I love Margaret Atwood. Joe Hill named a boat after her in The Fireman (review forthcoming), and I may have squealed a little in delight when I saw it. I’m still getting through her whole bibliography — I love going to Half Price Books and seeing if they have anything by her that I’ve missed. Her novels and short stories rarely miss the mark for me. Wilderness Tips, a short story collection published in 1991, does not disappoint.
“The girls in the stories make such fools of themselves. They are so weak. They fall helplessly in love with the wrong men, they give in, they are jilted. Then they cry.”

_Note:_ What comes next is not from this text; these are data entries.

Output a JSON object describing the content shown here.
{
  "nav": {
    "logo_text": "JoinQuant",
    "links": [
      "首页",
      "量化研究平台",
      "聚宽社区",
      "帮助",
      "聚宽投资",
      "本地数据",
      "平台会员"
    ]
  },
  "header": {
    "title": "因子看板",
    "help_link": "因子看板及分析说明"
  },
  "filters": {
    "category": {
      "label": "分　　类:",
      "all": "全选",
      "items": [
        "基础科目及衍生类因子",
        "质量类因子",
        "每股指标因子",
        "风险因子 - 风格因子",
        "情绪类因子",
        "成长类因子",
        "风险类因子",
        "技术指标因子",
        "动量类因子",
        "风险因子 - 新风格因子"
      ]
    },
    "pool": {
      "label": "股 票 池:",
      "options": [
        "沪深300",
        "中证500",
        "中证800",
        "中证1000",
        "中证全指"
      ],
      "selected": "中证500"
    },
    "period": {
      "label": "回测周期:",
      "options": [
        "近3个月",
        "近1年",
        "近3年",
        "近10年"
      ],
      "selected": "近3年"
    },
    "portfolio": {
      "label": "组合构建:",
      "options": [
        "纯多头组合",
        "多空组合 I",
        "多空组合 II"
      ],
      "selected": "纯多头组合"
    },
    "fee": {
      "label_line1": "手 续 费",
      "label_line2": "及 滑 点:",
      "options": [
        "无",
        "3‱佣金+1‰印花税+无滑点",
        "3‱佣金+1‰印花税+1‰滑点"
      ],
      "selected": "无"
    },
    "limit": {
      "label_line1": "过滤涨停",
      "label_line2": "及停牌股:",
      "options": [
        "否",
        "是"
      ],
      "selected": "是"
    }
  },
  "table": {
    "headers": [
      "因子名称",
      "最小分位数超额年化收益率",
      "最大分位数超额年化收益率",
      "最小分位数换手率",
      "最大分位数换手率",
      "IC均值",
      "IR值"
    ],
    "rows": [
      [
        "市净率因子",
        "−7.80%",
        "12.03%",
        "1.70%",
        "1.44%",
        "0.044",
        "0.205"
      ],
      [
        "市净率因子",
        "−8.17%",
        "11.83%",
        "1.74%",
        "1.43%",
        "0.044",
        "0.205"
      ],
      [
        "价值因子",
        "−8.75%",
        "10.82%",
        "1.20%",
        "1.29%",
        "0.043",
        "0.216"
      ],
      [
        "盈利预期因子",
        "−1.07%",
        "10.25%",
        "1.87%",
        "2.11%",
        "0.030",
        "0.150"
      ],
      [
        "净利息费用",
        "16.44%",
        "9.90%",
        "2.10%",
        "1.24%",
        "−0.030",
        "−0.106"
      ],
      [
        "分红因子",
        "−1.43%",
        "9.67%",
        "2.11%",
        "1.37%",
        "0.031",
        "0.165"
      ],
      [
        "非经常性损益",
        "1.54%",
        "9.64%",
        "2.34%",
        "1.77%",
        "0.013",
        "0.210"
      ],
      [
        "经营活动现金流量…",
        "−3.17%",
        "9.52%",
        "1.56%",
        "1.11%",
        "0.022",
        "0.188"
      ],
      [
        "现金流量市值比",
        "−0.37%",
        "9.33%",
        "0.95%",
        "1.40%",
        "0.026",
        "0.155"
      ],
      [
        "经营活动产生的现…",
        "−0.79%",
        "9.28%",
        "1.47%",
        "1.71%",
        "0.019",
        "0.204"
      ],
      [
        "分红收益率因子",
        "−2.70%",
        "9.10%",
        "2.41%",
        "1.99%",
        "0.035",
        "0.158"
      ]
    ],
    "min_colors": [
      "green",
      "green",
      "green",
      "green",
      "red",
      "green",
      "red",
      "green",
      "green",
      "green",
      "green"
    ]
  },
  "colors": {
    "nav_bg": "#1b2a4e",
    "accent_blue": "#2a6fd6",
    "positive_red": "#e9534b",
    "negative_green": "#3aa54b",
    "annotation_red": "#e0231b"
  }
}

Like many of Atwood’s book, Wilderness Tips features primarily women — women in bad relationships, involved with bad and/or married men, women who feel unhappy or unsatisfied or unfairly judged. The stories sort of blend together, but in a way that feels vaguely harmonious. Many of them are set in present day (late 1980s/early 1990s) but flash back to the 1950s or 1960s, which I enjoyed. My favorite was probably the first one, which focuses on the waitresses and campers at a boy’s summer camp — a beautifully written account of childhood and unfortunate girls.
On another note, this book has some of the alternate trippiest covers I’ve ever seen. I can’t even find the one that I read, so I’m bringing you “bug on lady’s face” and “women-deer hybrid” instead. Stay weird, Atwood.